Life at its origin was a radical novelty in the formerly lifeless world. Human mind was another radical novelty. Man, a species endowed with mind, or consciousness, or self-awareness -- call this unique property by whatever name you choose -- arose from ancestors not endowed with this property. To some philosophers the origin of such novelties is as unbelievable as magic. I can offer two considerations which will make this ‘magic’ perhaps less magical. In the first place, the evolutionary transcendence from the non-living to the living did not require anything like old-fashioned ‘vital force’ suddenly implanted by the Creator. Nor was the transcendence from the non-human due to implantation of a ‘soul.’ Both transcendences were basically like other evolutionary transformations, albeit more radical ones.

In the second place, the transcendences should not be imagined to have been sudden. They took probably millions of years. The transitions from no life to life, and from no mind to mind, were gradual. Our scientific knowledge is, of course, quite insufficient to give anything like satisfactory accounts of these transitions. Biologists as basically different in their philosophical and biological views as W. H. Thorpe and Jacques Monod agree that the origin of life is a difficult, and thus far intractable and unsolved, problem. I concur. However, probably thousands of biologists and biochemists all over the world are now working on this problem. Their working hypothesis is that life arose epigenetically in a lifeless world. Assuming that life always existed is a simplification, but not a helpful simplification.
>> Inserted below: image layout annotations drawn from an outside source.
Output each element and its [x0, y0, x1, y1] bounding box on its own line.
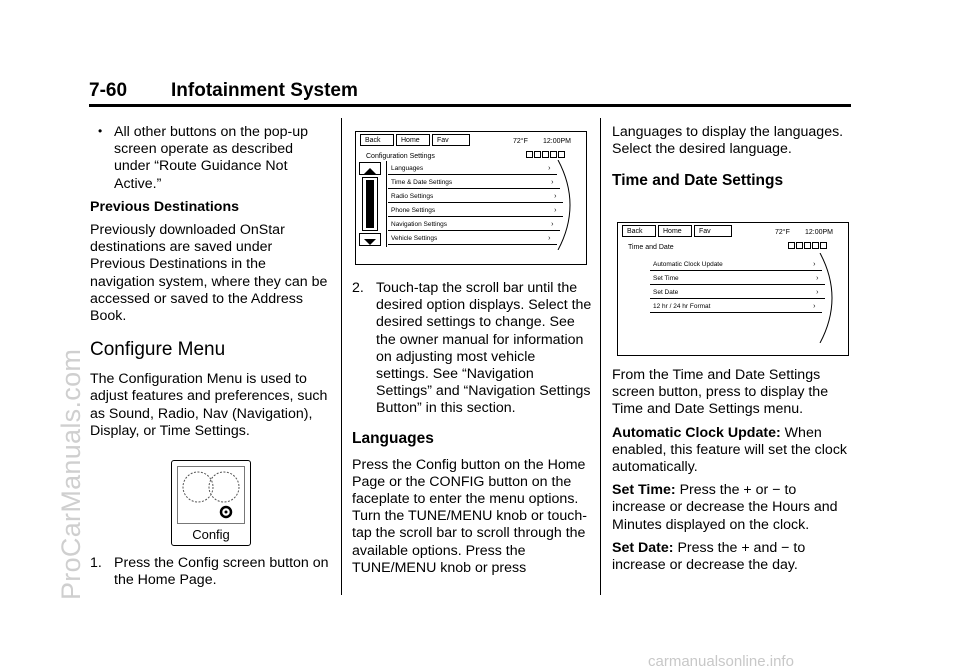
chevron-right-icon: ›	[813, 261, 816, 268]
set-date-label: Set Date:	[612, 539, 674, 556]
chevron-right-icon: ›	[551, 221, 554, 228]
screen-fav-button: Fav	[432, 134, 470, 146]
menu-item-label: Radio Settings	[391, 193, 434, 200]
previous-destinations-heading: Previous Destinations	[90, 198, 240, 215]
configure-menu-heading: Configure Menu	[90, 339, 226, 361]
step-1	[90, 555, 330, 595]
chevron-right-icon: ›	[813, 303, 816, 310]
screen-clock: 12:00PM	[805, 229, 834, 236]
previous-destinations-text: Previously downloaded OnStar destinations are saved under Previous Destinations in the navigation system, where they can be accessed or saved to the Address Book.	[90, 222, 328, 325]
screen-title: Time and Date	[628, 244, 674, 251]
gear-icon	[178, 467, 244, 523]
watermark-left: ProCarManuals.com	[56, 348, 86, 600]
header-rule	[89, 104, 851, 107]
menu-item	[388, 190, 563, 203]
column-divider-2	[600, 118, 601, 595]
column-3	[612, 124, 852, 199]
chevron-right-icon: ›	[548, 165, 551, 172]
screen-temperature: 72°F	[513, 138, 528, 145]
menu-item-label: Navigation Settings	[391, 221, 448, 228]
menu-item-label: Automatic Clock Update	[653, 261, 723, 268]
chevron-right-icon: ›	[551, 179, 554, 186]
config-gear-image	[177, 466, 245, 524]
time-date-heading: Time and Date Settings	[612, 172, 784, 190]
step-2-number: 2.	[352, 280, 364, 296]
automatic-clock-update-para	[612, 425, 852, 477]
menu-item-label: Set Date	[653, 289, 679, 296]
menu-item-label: Phone Settings	[391, 207, 436, 214]
chevron-right-icon: ›	[548, 235, 551, 242]
column-divider-1	[341, 118, 342, 595]
chevron-right-icon: ›	[816, 275, 819, 282]
scroll-down-arrow-icon	[359, 233, 381, 246]
set-time-para	[612, 482, 852, 534]
chevron-right-icon: ›	[554, 207, 557, 214]
screen-clock: 12:00PM	[543, 138, 572, 145]
menu-item-label: Vehicle Settings	[391, 235, 438, 242]
chevron-right-icon: ›	[554, 193, 557, 200]
page-number: 7-60	[89, 80, 128, 101]
languages-text: Press the Config button on the Home Page or the CONFIG button on the faceplate to enter the menu options. Turn the TUNE/MENU knob or touch-tap the scroll bar to scroll through the available options. Press the TUNE/MENU knob or press	[352, 456, 587, 576]
automatic-clock-update-text: When enabled, this feature will set the clock automatically.	[612, 424, 848, 476]
screen-title: Configuration Settings	[366, 153, 435, 160]
column-2	[352, 280, 592, 583]
config-label: Config	[192, 527, 230, 542]
step-1-number: 1.	[90, 555, 102, 571]
menu-item-label: 12 hr / 24 hr Format	[653, 303, 711, 310]
column-1	[90, 124, 330, 446]
menu-item-label: Set Time	[653, 275, 679, 282]
bullet-item	[90, 124, 330, 193]
configuration-settings-screen	[355, 131, 587, 265]
page-header	[89, 80, 851, 104]
set-time-text: Press the + or − to increase or decrease the Hours and Minutes displayed on the clock.	[612, 482, 838, 533]
set-date-para	[612, 540, 852, 574]
scroll-track	[362, 177, 378, 231]
scroll-up-arrow-icon	[359, 162, 381, 175]
menu-item-label: Languages	[391, 165, 424, 172]
set-date-text: Press the + and − to increase or decrease the day.	[612, 539, 806, 574]
screen-temperature: 72°F	[775, 229, 790, 236]
step-1-text: Press the Config screen button on the Home Page.	[114, 555, 329, 589]
set-time-label: Set Time:	[612, 482, 676, 499]
screen-back-button: Back	[622, 225, 656, 237]
watermark-bottom: carmanualsonline.info	[648, 653, 794, 670]
status-icons	[526, 151, 565, 158]
step-2-text: Touch-tap the scroll bar until the desired option displays. Select the desired settings to change. See the owner manual for information on adjusting most vehicle settings. See “Navigation Settings” and “Navigation Settings Button” in this section.	[376, 280, 592, 417]
menu-item	[388, 204, 563, 217]
screen-home-button: Home	[658, 225, 692, 237]
bullet-icon: •	[98, 124, 103, 138]
screen-back-button: Back	[360, 134, 394, 146]
menu-item	[650, 272, 825, 285]
chevron-right-icon: ›	[816, 289, 819, 296]
section-title: Infotainment System	[171, 80, 358, 101]
configure-menu-text: The Configuration Menu is used to adjust features and preferences, such as Sound, Radio, Nav (Navigation), Display, or Time Settings.	[90, 371, 328, 439]
menu-item-label: Time & Date Settings	[391, 179, 453, 186]
screen-fav-button: Fav	[694, 225, 732, 237]
menu-item	[650, 286, 825, 299]
bullet-text: All other buttons on the pop-up screen operate as described under “Route Guidance Not Active.”	[114, 124, 309, 192]
menu-item	[388, 162, 557, 175]
menu-item	[650, 300, 822, 313]
column-3-lower	[612, 367, 852, 580]
languages-continued-text: Languages to display the languages. Select the desired language.	[612, 124, 844, 158]
config-button-illustration	[171, 460, 251, 546]
menu-item	[388, 176, 560, 189]
time-date-text: From the Time and Date Settings screen button, press to display the Time and Date Settings menu.	[612, 367, 829, 418]
menu-item	[388, 232, 557, 245]
menu-item	[650, 258, 822, 271]
time-and-date-screen	[617, 222, 849, 356]
status-icons	[788, 242, 827, 249]
languages-heading: Languages	[352, 429, 434, 447]
menu-item	[388, 218, 560, 231]
screen-home-button: Home	[396, 134, 430, 146]
automatic-clock-update-label: Automatic Clock Update:	[612, 424, 781, 441]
The origins of life and mind are indeed miraculous. Do not forget, however, that many other biological phenomena also strike us as wondrous and awesome. Consider the origin and development of mind in a human child. A miracle indeed! But no more miraculous than the origin of mind in human evolution. A newborn infant has a potentiality of developing mind, and self-awareness, but this potentiality can be realized only by way of a slow and gradual process of maturation. As pointed out above, a potentiality of mind must have been present in all ancestors of the human species, down to the primordial life. The analogy between the evolutionary origin and the maturation of mind in a growing child must not, to be sure, be pushed too far. Ontogenetic and phylogenetic potentialities are fundamentally different. Ontogeny is a product of phylogeny, not vice versa, as some people wrongly assumed. The alternative to realization of many ontogenetic potentialities is death; a child either grows up or dies. Not so with phylogenetic potentialities. In the first place, these potentialities are innumerable. Secondly, a great majority of the potentialities are never realized. Novelty may emerge or not emerge. This is not due to some intrinsic biological indeterminacy, but rather to an overwhelming complexity of very numerous interacting causal chains. You may see here a precursor of freedom on the human level.